Większość to interpretuje że jak ścieżka jest po drugiej stronie drogi to nie trzeba po niej jechać. Z drugiej strony definicja ścieżki dwukierunkowej Czasem droga dla rowerów jest dwukierunkowa, ale należy to ocenić po odpowiednim oznakowaniu. Na nawierzchni drogi dla rowerów najczęściej umieszczone jest oznakowanie poziome P-23 (symbole roweru) skierowane w kierunku, w którym dopuszczona jest jazda
W tym konkretnym przypadku mamy na ścieżce oznakowanie p-23 dla dwóch kierunków jazdy tak więc na moje oko rowerzystka powinna korzystać z ścieżki, bo dopuszcza ona jazdę w obydwu kierunkach.
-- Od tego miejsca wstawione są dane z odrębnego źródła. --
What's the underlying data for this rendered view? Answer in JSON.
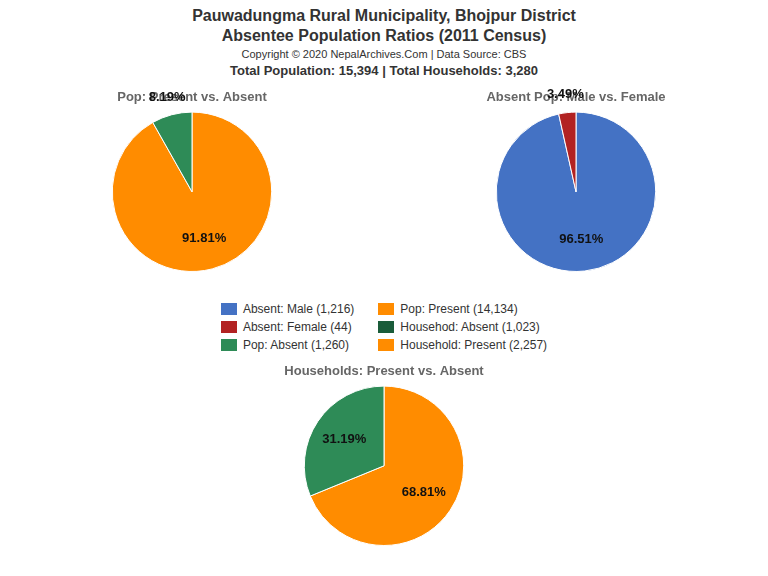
{
  "title": [
    "Pauwadungma Rural Municipality, Bhojpur District",
    "Absentee Population Ratios (2011 Census)"
  ],
  "subtitle": [
    "Copyright © 2020 NepalArchives.Com | Data Source: CBS",
    "Total Population: 15,394 | Total Households: 3,280"
  ],
  "legend_entries": [
    {
      "name": "Absent: Male (1,216)",
      "color": "#4472C4"
    },
    {
      "name": "Absent: Female (44)",
      "color": "#B22222"
    },
    {
      "name": "Pop: Absent (1,260)",
      "color": "#2E8B57"
    },
    {
      "name": "Pop: Present (14,134)",
      "color": "#FF8C00"
    },
    {
      "name": "Househod: Absent (1,023)",
      "color": "#1a5c3a"
    },
    {
      "name": "Household: Present (2,257)",
      "color": "#FF8C00"
    }
  ],
  "chart_data": [
    {
      "type": "pie",
      "title": "Pop: Present vs. Absent",
      "values": [
        91.81,
        8.19
      ],
      "value_labels": [
        "91.81%",
        "8.19%"
      ],
      "colors": [
        "#FF8C00",
        "#2E8B57"
      ],
      "data_labels": true
    },
    {
      "type": "pie",
      "title": "Absent Pop: Male vs. Female",
      "values": [
        96.51,
        3.49
      ],
      "value_labels": [
        "96.51%",
        "3.49%"
      ],
      "colors": [
        "#4472C4",
        "#B22222"
      ],
      "data_labels": true
    },
    {
      "type": "pie",
      "title": "Households: Present vs. Absent",
      "values": [
        68.81,
        31.19
      ],
      "value_labels": [
        "68.81%",
        "31.19%"
      ],
      "colors": [
        "#FF8C00",
        "#2E8B57"
      ],
      "data_labels": true
    }
  ]
}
A całe zamieszanie jest przez - Artykuł 33 ustawy Prawo o ruchu drogowym definiuje, w jakiej sytuacji rowerzysta ma obowiązek korzystania z drogi dla rowerów - mówi Sebastian Gruszka, prezes Fundacji Na Rowerze. - Niestety w Ustawie tej brakuje definicji pojęcia "kierunek ruchu", mający tutaj istotne znaczenie Pewnie wystarczyłoby doprecyzować przepisy i nie byłoby tylu niejasności.
Edit. Teraz dopiero zauważyłem że rowerzystka nie jechała cały czas główną drogą a wyjechała z bocznej uliczki zaraz na początku nagrania. (dobrze to autor przyciął żeby nie było widać) To całkowicie zmienia moje widzenie tej sytuacji. Nie miała tam bezpiecznego wjazdu na ścieżkę, zaraz i tak rozpoczynał się ciąg pieszo-rowerowy, a za kilkaset metrów było skrzyżowanie gdzie i tak musiałby jechać drogą.
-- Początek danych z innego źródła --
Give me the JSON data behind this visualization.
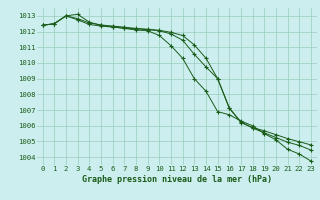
{
  "title": "Graphe pression niveau de la mer (hPa)",
  "background_color": "#cceeee",
  "grid_color": "#99ccbb",
  "line_color": "#1a5c1a",
  "tick_color": "#1a5c1a",
  "xlim": [
    -0.5,
    23.5
  ],
  "ylim": [
    1003.5,
    1013.5
  ],
  "yticks": [
    1004,
    1005,
    1006,
    1007,
    1008,
    1009,
    1010,
    1011,
    1012,
    1013
  ],
  "xticks": [
    0,
    1,
    2,
    3,
    4,
    5,
    6,
    7,
    8,
    9,
    10,
    11,
    12,
    13,
    14,
    15,
    16,
    17,
    18,
    19,
    20,
    21,
    22,
    23
  ],
  "series": [
    {
      "x": [
        0,
        1,
        2,
        3,
        4,
        5,
        6,
        7,
        8,
        9,
        10,
        11,
        12,
        13,
        14,
        15,
        16,
        17,
        18,
        19,
        20,
        21,
        22,
        23
      ],
      "y": [
        1012.4,
        1012.5,
        1013.0,
        1013.1,
        1012.6,
        1012.4,
        1012.3,
        1012.2,
        1012.1,
        1012.05,
        1011.75,
        1011.1,
        1010.3,
        1009.0,
        1008.2,
        1006.9,
        1006.7,
        1006.3,
        1006.0,
        1005.5,
        1005.1,
        1004.5,
        1004.2,
        1003.75
      ]
    },
    {
      "x": [
        0,
        1,
        2,
        3,
        4,
        5,
        6,
        7,
        8,
        9,
        10,
        11,
        12,
        13,
        14,
        15,
        16,
        17,
        18,
        19,
        20,
        21,
        22,
        23
      ],
      "y": [
        1012.4,
        1012.5,
        1013.0,
        1012.75,
        1012.45,
        1012.35,
        1012.28,
        1012.22,
        1012.18,
        1012.12,
        1012.05,
        1011.85,
        1011.45,
        1010.55,
        1009.75,
        1009.0,
        1007.1,
        1006.25,
        1005.85,
        1005.55,
        1005.25,
        1004.95,
        1004.75,
        1004.45
      ]
    },
    {
      "x": [
        0,
        1,
        2,
        3,
        4,
        5,
        6,
        7,
        8,
        9,
        10,
        11,
        12,
        13,
        14,
        15,
        16,
        17,
        18,
        19,
        20,
        21,
        22,
        23
      ],
      "y": [
        1012.4,
        1012.5,
        1013.0,
        1012.82,
        1012.55,
        1012.42,
        1012.35,
        1012.28,
        1012.2,
        1012.15,
        1012.08,
        1011.95,
        1011.75,
        1011.15,
        1010.3,
        1009.0,
        1007.15,
        1006.2,
        1005.88,
        1005.68,
        1005.43,
        1005.18,
        1004.98,
        1004.78
      ]
    }
  ]
}
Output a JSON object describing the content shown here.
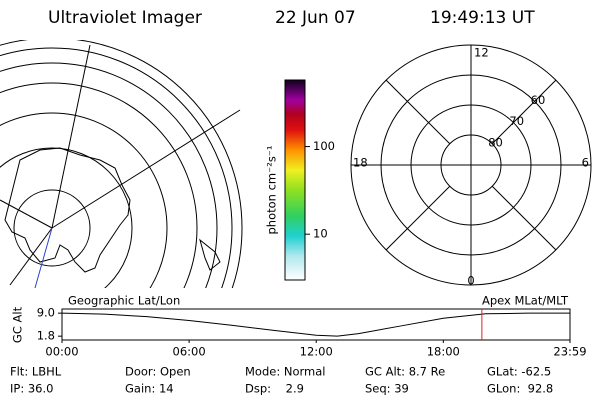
{
  "header": {
    "title": "Ultraviolet Imager",
    "date": "22 Jun 07",
    "time": "19:49:13 UT"
  },
  "colorbar": {
    "label": "photon cm⁻²s⁻¹",
    "log_scale": true,
    "zlim": [
      3,
      575
    ],
    "ticks": [
      10,
      100
    ]
  },
  "polar": {
    "rlim": [
      90,
      50
    ],
    "lat_ticks": [
      80,
      70,
      60
    ],
    "mlt_labels": [
      "12",
      "18",
      "6",
      "0"
    ]
  },
  "chart_data": {
    "type": "line",
    "ylabel": "GC Alt",
    "left_label": "Geographic Lat/Lon",
    "right_label": "Apex MLat/MLT",
    "x": [
      0,
      2,
      4,
      6,
      8,
      10,
      12,
      13,
      14,
      16,
      18,
      20,
      22,
      23.98
    ],
    "values": [
      9.0,
      8.7,
      7.9,
      6.7,
      5.2,
      3.6,
      2.1,
      1.8,
      2.6,
      5.0,
      7.4,
      8.8,
      9.0,
      9.0
    ],
    "color": "#000000",
    "marker_x": 19.82,
    "marker_color": "#e02020",
    "xlim": [
      0,
      23.98
    ],
    "ylim": [
      0.6,
      10.3
    ],
    "xticks": [
      {
        "value": 0,
        "label": "00:00"
      },
      {
        "value": 6,
        "label": "06:00"
      },
      {
        "value": 12,
        "label": "12:00"
      },
      {
        "value": 18,
        "label": "18:00"
      },
      {
        "value": 23.98,
        "label": "23:59"
      }
    ],
    "yticks": [
      {
        "value": 9.0,
        "label": "9.0"
      },
      1.8
    ]
  },
  "footer": {
    "rows": [
      [
        "Flt: LBHL",
        "Door: Open",
        "Mode: Normal",
        "GC Alt: 8.7 Re",
        "GLat: -62.5"
      ],
      [
        "IP: 36.0",
        "Gain: 14",
        "Dsp:    2.9",
        "Seq: 39",
        "GLon:  92.8"
      ]
    ]
  }
}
Dlatego ja zawsze dojeżdżając zwalniam i patrzę czy samochód się zatrzymuje czy nie, jak nie to ja hamuje, ale zazwyczaj przepuszczają to wtedy odmachnę ręką.
Znaczna część rowerzystów nie ma żadnych uprawnień do prowadzenia pojazdu w ruchu drogowym, ani uprawnień ani wiedzy. W związku z tym, często nie zdaje sobie sprawy z głupot jakie wyprawia.
Przepisy łamią wszyscy użytkownicy, ale konsekwencje są gorsze dla cyklistów.
Stare przysłowie mówi, czy dzban uderzy w kamień, czy kamień uderzy w dzban, zawsze gorzej dla dzbana.
Trzymajcie się zdrowego rozsądku.
Pan na rowerze jechał pod prąd, bo asfalt po stronie autora nagrania jest zdecydowanie lepszy, niż z drugiej strony. No ale głupio mu się przyznać, że źle jedzie, to ubzdurał sobie, że to pobocze, a nagrywającego wyzywa od morderców rowerzystów. WTF.